Social Network Data Distillation Services for Urban Spaces
The talk presents the case for social network data distillation services that enable exploitation of social networks as observers of the physical world. Early experiences with the application of such services in urban spaces are described. According to the United Nations, today, 54% of the world population lives in cities. This percentage will increase to 66% by 2050. Arguably, humans are some of the most versatile and widely deployed “sensors” in urban spaces. They are the owners and users of “smart things” on the Internet of Things; the survivors and first-responders in post-disaster operations; the commuters in intelligent transportation applications; and the witnesses of suspicious activity in national security scenarios. These individuals may therefore relay important information on day-to-day city operation and unusual events. Social sources already volunteer over 500 million tweets and over 70 million Instagram photos per day, among many other social network outlets. This information overload motivates the development of automated services that distill a manageable amount of actionable information from large amounts of low-quality data. The talk presents initial experiences with such information distillation services that summarize social network feeds.

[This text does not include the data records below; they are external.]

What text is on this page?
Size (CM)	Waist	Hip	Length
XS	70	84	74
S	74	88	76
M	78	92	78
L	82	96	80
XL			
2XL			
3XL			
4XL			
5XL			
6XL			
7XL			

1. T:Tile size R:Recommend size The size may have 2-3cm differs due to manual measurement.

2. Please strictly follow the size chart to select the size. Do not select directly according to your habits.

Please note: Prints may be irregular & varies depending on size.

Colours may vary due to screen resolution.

Tarek Abdelzaher received his B.Sc. and M.Sc. degrees in Electrical and Computer Engineering from Ain Shams University, Cairo, Egypt, in 1990 and 1994 respectively. He received his Ph.D. from the University of Michigan in 1999 on Quality of Service Adaptation in Real-Time Systems. He has been an Assistant Professor at the University of Virginia, where he founded the Software Predictability Group. He is currently a Professor and Willett Faculty Scholar at the Department of Computer Science, the University of Illinois at Urbana Champaign. He has authored/coauthored more than 170 refereed publications in real-time computing, distributed systems, sensor networks, and control. He is an Editor-in-Chief of the Journal of Real-Time Systems, and has served as Associate Editor of the IEEE Transactions on Mobile Computing, IEEE Transactions on Parallel and Distributed Systems, IEEE Embedded Systems Letters, the ACM Transaction on Sensor Networks, and the Ad Hoc Networks Journal. He chaired (as Program or General Chair) several conferences in his area including RTAS, RTSS, IPSN, Sensys, DCoSS, ICDCS, and ICAC. Abdelzaher’s research interests lie broadly in understanding and influencing performance and temporal properties of networked embedded, social and software systems in the face of increasing complexity, distribution, and degree of interaction with an external physical environment. Tarek Abdelzaher is a recipient of the IEEE Outstanding Technical Achievement and Leadership Award in Real-time Systems (2012), the Xerox Award for Faculty Research (2011), as well as several best paper awards. He is a member of IEEE and ACM.